政策宣伝広報委員会だより
政策解説 ストップ 患者負担増(7) 混合診療全面解禁に道を開く「患者申出療養」(下)
2015.02.25
「評価療養」を大幅に緩和
日本医師会など一部には、政府の言うとおり、評価療養の延長として今回の患者申出療養を捉える向きもある。しかし三つの点で、評価療養の枠組みを大幅に広げる、極めて危険な制度である。
一つ目は、必ずしも将来的な保険収載を前提としないということである。評価療養は安全性と有効性が確認された先進医療について、保険収載の前段階として一時的に保険外併用を認める制度である。これに対し、厚労省は患者申出療養について「保険収載に向け、治験などに進むため...」としていたが、昨年11月に中医協総会で了承された「患者申出療養(仮称)の枠組みについて」では、その点について一切触れられていない。これでは、安全性と有効性が認められた治療や医薬品は保険収載するという国民皆保険制度の原則を揺るがすことになりかねない。
二つ目は、実施医療機関が大幅に拡大するという点である。これまでの評価療養の実施医療機関は眼科領域を除けば、それぞれ多くても50機関程度であるが、患者申出療養では、全国に15ある臨床研究中核病院と80以上の特定機能病院の他、そうした病院が認めた一般の協力医療機関でも実施することができる。つまり患者は基本的にはどこの医療機関であっても申し出を行えば、その医療機関が特定機能病院と協力すれば、保険外併用療養を受けられることになる。

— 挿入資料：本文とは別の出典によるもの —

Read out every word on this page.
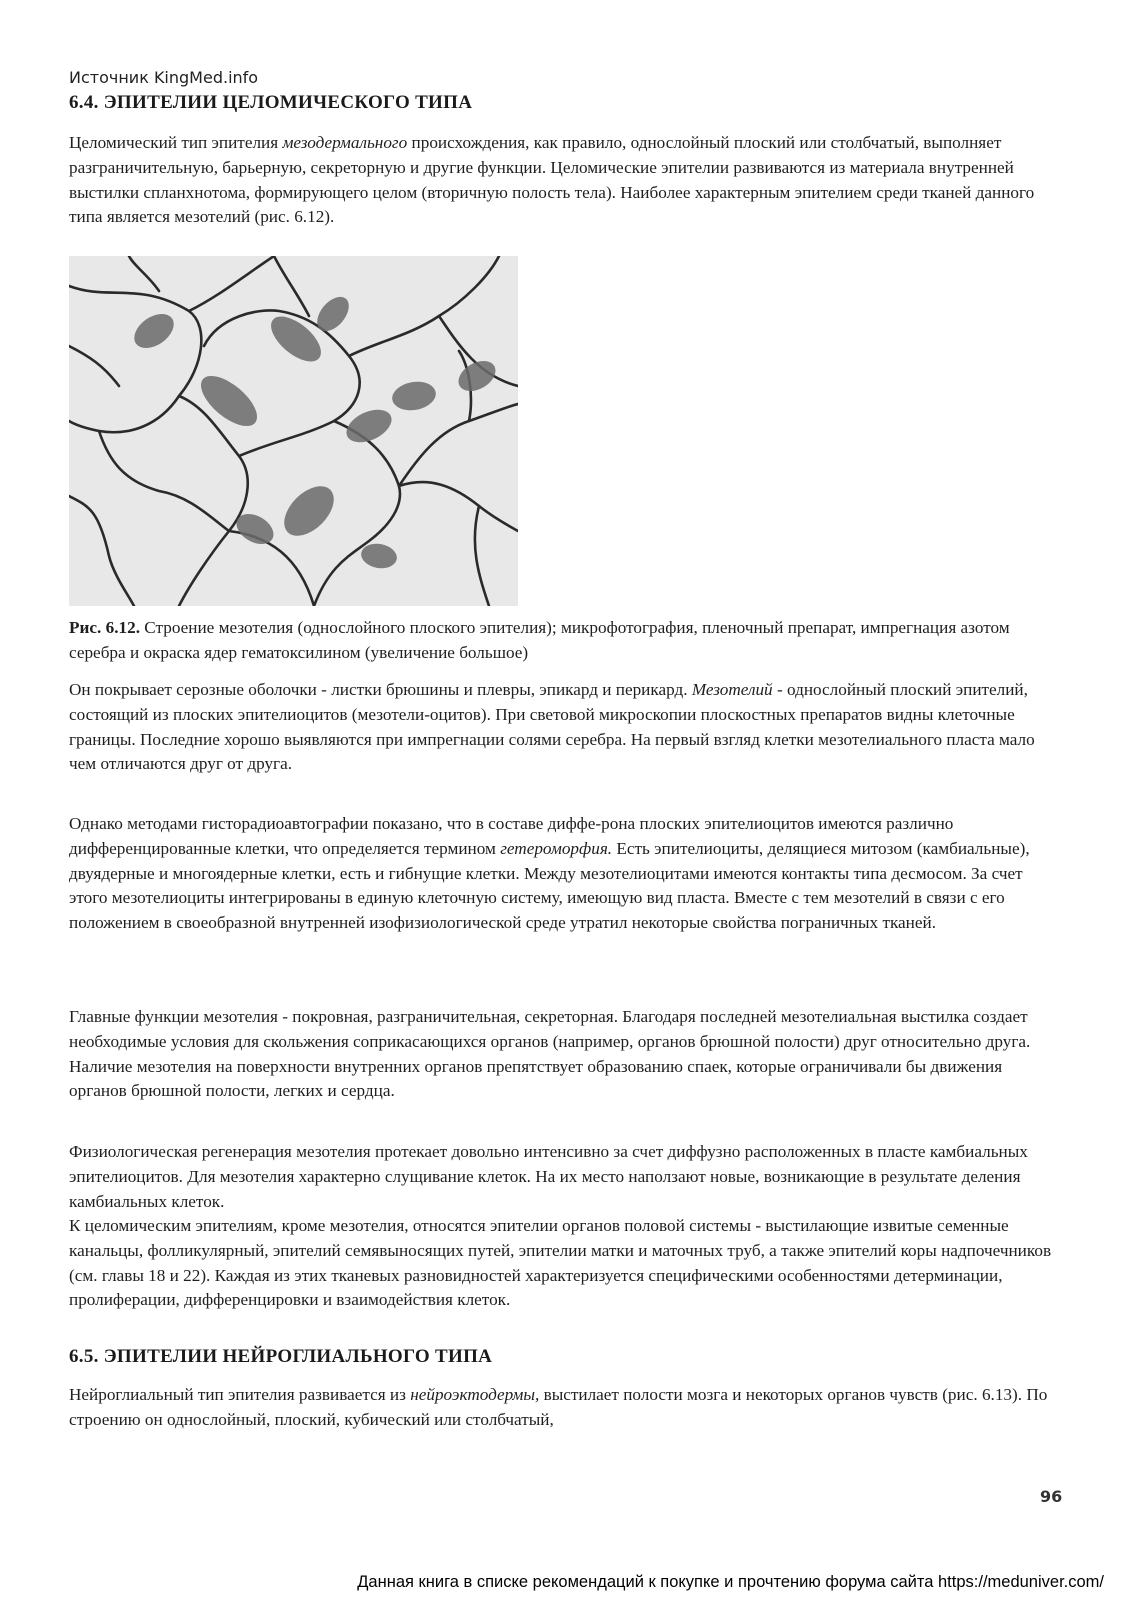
Источник KingMed.info
6.4. ЭПИТЕЛИИ ЦЕЛОМИЧЕСКОГО ТИПА

Целомический тип эпителия мезодермального происхождения, как правило, однослойный плоский или столбчатый, выполняет разграничительную, барьерную, секреторную и другие функции. Целомические эпителии развиваются из материала внутренней выстилки спланхнотома, формирующего целом (вторичную полость тела). Наиболее характерным эпителием среди тканей данного типа является мезотелий (рис. 6.12).

Рис. 6.12. Строение мезотелия (однослойного плоского эпителия); микрофотография, пленочный препарат, импрегнация азотом серебра и окраска ядер гематоксилином (увеличение большое)

Он покрывает серозные оболочки - листки брюшины и плевры, эпикард и перикард. Мезотелий - однослойный плоский эпителий, состоящий из плоских эпителиоцитов (мезотели-оцитов). При световой микроскопии плоскостных препаратов видны клеточные границы. Последние хорошо выявляются при импрегнации солями серебра. На первый взгляд клетки мезотелиального пласта мало чем отличаются друг от друга.

Однако методами гисторадиоавтографии показано, что в составе диффе-рона плоских эпителиоцитов имеются различно дифференцированные клетки, что определяется термином гетероморфия. Есть эпителиоциты, делящиеся митозом (камбиальные), двуядерные и многоядерные клетки, есть и гибнущие клетки. Между мезотелиоцитами имеются контакты типа десмосом. За счет этого мезотелиоциты интегрированы в единую клеточную систему, имеющую вид пласта. Вместе с тем мезотелий в связи с его положением в своеобразной внутренней изофизиологической среде утратил некоторые свойства пограничных тканей.

Главные функции мезотелия - покровная, разграничительная, секреторная. Благодаря последней мезотелиальная выстилка создает необходимые условия для скольжения соприкасающихся органов (например, органов брюшной полости) друг относительно друга. Наличие мезотелия на поверхности внутренних органов препятствует образованию спаек, которые ограничивали бы движения органов брюшной полости, легких и сердца.

Физиологическая регенерация мезотелия протекает довольно интенсивно за счет диффузно расположенных в пласте камбиальных эпителиоцитов. Для мезотелия характерно слущивание клеток. На их место наползают новые, возникающие в результате деления камбиальных клеток.

К целомическим эпителиям, кроме мезотелия, относятся эпителии органов половой системы - выстилающие извитые семенные канальцы, фолликулярный, эпителий семявыносящих путей, эпителии матки и маточных труб, а также эпителий коры надпочечников (см. главы 18 и 22). Каждая из этих тканевых разновидностей характеризуется специфическими особенностями детерминации, пролиферации, дифференцировки и взаимодействия клеток.

6.5. ЭПИТЕЛИИ НЕЙРОГЛИАЛЬНОГО ТИПА

Нейроглиальный тип эпителия развивается из нейроэктодермы, выстилает полости мозга и некоторых органов чувств (рис. 6.13). По строению он однослойный, плоский, кубический или столбчатый,

96
Данная книга в списке рекомендаций к покупке и прочтению форума сайта https://meduniver.com/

三つ目は、これまでと比較して、実施までの審査期間が非常に短く設定されていることである。前例がない治療については国が6週間で、前例がある治療については国ではなく臨床研究中核病院が2週間で審査を行うとされている。これは現在の評価療養の審査と比較して非常に短い。これで対象となる治療や医薬品の安全性や有効性が十分に審査されるのかについては強い疑問が生じる。
規制改革会議で、ある委員は「(患者申出療養は)評価療養のエビデンスと...全然違う。必ずしもそれ(評価療養ほどのエビデンス)を要求しているわけではない」としており、安全性や有効性が評価療養ほど高くない治療や医薬品も、保険診療との併用を認めるとしている。